Bulan April 2013 kemarin satu anggota Mapala Untan menyelesaikan pendakian Gn. Bukit Raya (2278 mdpl) di perbatasan Kalbar dan Kalteng. Pendakian ini menggunakan jalur normal dari Pontianak menuju Sintang, kemudian Melawi, Nanga Serawai, Jelundung dan Rantau Malam. Start pendakian dimulai dari Desa Rantau Malam. Pendakian ini merupakan kali ketiga setelah tahun 1992, 1999, dan saat ini tahun 2013. Ada yang menarik dari tahun pendakian ini, tahun pertama dan kedua berjarak 7 tahun. Tahun kedua dan ketiga berjarak 14 tahun. Semoga pendakian berikutnya tak perlu menunggu 28 tahun lagi....
Pendakian Bukit Raya 2013. Dok. Mapala Untan
Pendakian Bukit Raya 2013 ini dalam rangka “menemani” sekelompok pendaki gunung dalam ekspedisi Seven Summit Indonesia. Bukit Raya merupakan salah satu target dalam 7 puncak gunung tertinggi di Indonesia dan Kalbar merupakan pintu masuk yang paling memungkinkan untuk melaksanakan pendakian karena akses yang lebih mudah dan telah beberapa kali dilakukan pendakian. Mapala Untan dapat mengambil peran sebagai tuan rumah karena tidak ada Kelompok Pencinta Alam lain yang lebih banyak mendaki Bukit Raya daripada Mapala Untan.

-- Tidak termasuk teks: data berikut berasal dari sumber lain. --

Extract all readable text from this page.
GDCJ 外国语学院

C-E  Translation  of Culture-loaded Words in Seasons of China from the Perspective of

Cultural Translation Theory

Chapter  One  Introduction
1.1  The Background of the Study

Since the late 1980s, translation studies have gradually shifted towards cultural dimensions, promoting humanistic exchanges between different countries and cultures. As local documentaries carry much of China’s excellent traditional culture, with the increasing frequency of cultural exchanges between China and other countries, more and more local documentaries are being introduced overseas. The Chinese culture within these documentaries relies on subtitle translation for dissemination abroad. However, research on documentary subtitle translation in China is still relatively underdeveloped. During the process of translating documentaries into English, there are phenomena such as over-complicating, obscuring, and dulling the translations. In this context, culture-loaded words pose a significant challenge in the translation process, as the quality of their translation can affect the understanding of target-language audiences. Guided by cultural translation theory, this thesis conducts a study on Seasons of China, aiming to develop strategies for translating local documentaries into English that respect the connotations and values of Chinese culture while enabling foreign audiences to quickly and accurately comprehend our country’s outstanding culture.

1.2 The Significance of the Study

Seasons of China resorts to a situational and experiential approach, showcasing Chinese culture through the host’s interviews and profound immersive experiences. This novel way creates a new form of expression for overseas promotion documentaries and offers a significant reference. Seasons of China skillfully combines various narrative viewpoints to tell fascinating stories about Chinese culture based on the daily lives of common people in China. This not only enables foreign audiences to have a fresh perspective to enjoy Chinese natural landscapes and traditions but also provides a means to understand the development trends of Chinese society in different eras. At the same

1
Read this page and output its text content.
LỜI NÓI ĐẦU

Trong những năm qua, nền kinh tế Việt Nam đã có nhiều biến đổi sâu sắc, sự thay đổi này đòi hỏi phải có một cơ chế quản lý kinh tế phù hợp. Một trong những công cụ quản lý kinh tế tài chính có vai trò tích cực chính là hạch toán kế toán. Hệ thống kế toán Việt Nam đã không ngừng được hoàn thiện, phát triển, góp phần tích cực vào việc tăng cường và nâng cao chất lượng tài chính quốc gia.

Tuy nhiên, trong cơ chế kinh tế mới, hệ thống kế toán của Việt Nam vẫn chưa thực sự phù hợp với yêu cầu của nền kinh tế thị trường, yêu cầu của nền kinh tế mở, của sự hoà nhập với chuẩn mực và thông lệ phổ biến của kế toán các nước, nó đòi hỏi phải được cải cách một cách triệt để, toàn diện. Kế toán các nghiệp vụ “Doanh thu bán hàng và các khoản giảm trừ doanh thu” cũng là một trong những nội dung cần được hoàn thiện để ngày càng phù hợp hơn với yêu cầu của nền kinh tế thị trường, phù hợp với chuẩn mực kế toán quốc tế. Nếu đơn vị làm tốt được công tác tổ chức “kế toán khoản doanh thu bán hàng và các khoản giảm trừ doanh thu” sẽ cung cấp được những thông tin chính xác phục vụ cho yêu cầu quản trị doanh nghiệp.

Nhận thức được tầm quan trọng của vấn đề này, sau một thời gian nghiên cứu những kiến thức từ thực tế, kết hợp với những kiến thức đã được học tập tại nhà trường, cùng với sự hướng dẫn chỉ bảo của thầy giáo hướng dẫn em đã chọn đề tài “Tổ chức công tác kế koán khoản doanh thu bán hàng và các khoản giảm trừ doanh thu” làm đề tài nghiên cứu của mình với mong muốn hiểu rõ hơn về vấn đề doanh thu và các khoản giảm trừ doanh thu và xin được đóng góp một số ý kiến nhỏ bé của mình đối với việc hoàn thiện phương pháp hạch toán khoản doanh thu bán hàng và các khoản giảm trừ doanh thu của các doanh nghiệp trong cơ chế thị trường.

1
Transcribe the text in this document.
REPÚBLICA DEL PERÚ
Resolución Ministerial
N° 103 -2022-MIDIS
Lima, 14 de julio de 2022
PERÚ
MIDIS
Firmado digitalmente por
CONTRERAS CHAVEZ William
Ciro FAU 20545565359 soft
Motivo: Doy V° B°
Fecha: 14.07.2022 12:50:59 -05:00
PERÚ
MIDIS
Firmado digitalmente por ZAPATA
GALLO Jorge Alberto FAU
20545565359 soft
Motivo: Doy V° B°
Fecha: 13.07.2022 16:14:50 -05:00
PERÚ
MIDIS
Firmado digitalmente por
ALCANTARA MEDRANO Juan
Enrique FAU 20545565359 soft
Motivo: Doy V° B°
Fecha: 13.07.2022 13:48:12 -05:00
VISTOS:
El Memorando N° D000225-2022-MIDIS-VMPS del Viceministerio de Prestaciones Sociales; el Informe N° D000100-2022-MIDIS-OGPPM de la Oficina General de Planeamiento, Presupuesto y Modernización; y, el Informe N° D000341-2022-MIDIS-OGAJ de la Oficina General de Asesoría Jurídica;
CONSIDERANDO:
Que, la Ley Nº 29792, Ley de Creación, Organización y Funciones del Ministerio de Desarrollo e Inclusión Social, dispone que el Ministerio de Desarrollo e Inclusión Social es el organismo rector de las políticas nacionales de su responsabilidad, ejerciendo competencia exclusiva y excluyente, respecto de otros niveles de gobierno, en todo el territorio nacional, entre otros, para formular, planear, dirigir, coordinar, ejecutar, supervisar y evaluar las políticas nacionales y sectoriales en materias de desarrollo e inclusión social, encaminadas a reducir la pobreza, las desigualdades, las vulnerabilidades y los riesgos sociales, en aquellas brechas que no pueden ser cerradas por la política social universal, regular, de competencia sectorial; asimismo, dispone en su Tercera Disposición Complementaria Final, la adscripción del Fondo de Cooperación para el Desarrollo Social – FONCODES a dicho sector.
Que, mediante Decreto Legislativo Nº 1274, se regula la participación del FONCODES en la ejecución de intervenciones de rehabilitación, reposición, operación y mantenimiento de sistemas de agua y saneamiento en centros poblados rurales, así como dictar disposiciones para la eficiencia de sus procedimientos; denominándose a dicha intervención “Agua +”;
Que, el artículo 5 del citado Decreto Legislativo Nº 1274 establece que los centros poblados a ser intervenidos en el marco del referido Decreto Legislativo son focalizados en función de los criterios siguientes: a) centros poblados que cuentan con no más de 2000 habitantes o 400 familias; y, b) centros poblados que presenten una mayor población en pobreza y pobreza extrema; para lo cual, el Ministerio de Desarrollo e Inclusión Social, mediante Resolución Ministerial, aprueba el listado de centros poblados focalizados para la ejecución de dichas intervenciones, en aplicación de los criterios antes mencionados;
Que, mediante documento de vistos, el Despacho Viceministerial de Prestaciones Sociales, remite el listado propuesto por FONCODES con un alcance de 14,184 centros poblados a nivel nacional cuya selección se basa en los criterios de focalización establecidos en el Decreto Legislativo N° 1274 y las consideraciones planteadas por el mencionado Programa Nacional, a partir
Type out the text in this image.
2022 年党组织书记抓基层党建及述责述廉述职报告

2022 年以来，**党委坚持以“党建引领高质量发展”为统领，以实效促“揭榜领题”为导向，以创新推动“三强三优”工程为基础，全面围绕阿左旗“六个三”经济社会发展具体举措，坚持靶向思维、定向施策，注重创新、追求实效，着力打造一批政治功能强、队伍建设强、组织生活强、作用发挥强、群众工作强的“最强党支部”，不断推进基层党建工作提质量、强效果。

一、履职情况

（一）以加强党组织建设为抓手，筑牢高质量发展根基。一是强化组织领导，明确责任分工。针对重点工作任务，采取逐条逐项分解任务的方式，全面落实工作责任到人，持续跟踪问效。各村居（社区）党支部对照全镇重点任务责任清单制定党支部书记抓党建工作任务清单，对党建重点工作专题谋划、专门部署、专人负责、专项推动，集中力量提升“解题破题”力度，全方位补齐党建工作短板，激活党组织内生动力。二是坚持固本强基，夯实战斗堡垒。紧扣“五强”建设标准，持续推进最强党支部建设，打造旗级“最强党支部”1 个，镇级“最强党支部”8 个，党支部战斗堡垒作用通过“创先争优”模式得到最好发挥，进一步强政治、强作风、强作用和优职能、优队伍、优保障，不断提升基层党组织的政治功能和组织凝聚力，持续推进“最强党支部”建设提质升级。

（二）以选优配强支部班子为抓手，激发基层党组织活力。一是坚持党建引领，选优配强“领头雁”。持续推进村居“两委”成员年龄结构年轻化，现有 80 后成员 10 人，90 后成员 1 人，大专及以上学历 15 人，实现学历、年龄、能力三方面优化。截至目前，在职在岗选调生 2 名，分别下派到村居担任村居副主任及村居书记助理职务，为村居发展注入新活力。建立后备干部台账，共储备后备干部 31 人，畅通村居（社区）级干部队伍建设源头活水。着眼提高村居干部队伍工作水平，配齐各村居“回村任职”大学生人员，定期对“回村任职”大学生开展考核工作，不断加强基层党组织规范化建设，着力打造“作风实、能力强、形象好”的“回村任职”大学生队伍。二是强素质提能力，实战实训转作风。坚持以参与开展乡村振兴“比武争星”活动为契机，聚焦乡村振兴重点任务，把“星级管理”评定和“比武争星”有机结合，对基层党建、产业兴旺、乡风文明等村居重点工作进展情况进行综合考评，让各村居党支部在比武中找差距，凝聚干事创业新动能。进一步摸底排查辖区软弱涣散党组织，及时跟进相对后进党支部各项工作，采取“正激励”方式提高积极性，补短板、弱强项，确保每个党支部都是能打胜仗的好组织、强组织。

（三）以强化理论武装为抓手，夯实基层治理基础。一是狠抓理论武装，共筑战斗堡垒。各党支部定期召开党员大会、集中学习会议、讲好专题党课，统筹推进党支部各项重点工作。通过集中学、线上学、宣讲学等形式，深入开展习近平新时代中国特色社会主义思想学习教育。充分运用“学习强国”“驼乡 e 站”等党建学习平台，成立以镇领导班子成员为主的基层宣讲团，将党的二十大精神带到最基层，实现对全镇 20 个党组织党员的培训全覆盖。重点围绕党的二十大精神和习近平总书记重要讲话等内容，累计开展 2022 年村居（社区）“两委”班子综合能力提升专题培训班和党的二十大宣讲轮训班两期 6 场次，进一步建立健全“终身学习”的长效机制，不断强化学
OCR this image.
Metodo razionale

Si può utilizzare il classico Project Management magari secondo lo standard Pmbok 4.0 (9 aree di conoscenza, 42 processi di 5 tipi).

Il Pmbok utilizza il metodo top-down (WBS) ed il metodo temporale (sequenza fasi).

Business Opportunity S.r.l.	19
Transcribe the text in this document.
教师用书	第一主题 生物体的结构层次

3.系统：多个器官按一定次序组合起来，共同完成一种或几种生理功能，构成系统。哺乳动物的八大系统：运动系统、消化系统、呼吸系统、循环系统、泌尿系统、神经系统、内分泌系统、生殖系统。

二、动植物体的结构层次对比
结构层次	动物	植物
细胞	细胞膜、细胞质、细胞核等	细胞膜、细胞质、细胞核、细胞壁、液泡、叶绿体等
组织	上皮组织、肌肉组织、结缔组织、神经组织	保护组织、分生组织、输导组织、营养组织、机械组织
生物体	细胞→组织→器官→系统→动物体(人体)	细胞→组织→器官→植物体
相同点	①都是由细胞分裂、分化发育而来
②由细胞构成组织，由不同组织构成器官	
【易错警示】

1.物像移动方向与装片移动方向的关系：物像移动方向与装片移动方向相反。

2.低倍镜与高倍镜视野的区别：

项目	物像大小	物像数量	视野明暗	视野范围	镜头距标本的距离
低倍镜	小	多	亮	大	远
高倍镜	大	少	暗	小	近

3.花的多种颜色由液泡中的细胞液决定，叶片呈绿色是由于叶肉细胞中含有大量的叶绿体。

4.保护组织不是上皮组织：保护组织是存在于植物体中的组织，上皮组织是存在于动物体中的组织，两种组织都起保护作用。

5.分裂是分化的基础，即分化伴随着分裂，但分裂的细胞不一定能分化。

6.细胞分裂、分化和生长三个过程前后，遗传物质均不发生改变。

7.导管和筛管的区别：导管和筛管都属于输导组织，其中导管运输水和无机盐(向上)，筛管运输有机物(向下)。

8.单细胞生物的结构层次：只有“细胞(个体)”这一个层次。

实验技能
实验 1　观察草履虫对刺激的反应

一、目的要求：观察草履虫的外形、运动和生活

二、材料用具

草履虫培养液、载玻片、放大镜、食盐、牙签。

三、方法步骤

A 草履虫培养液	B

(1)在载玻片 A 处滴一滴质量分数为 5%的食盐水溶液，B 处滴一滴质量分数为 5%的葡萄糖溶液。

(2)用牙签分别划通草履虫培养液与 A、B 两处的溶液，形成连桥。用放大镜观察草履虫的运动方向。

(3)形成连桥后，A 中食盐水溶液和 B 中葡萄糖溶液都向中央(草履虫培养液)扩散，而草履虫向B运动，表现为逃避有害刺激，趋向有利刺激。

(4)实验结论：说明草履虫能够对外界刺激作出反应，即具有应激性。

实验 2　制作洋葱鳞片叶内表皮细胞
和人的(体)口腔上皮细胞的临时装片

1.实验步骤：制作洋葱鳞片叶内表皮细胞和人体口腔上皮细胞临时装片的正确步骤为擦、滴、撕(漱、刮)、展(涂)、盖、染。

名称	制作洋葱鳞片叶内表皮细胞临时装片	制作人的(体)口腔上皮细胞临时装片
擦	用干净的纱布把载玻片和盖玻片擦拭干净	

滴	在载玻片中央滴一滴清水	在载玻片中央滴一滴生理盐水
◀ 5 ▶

Mengamati foto-foto perjalanan mulai dari Serawai sampai ke Bukit Raya, ada yang mengganggu perasaan saya. Air sungai yang dulu kami lewati berwarna bening dan kebiru-biruan sekarang telah menjadi coklat kotor. Aktivitas PETI ( Penambangan Emas Tanpa Izin) yang dilakukan di tepi sungai mulai marak. Dulu hanya 1 atau 2 buah PETI di tepi sungai, sekarang tak terhitung. Mungkin situasi dan kondisi yang memaksa masyarakat melakukan hal tersebut dan ada cukong yang mendanai mereka. Jika ada pekerjaan lebih layak dan menguntungkan, tentunya mereka akan beralih ke pekerjaan lain.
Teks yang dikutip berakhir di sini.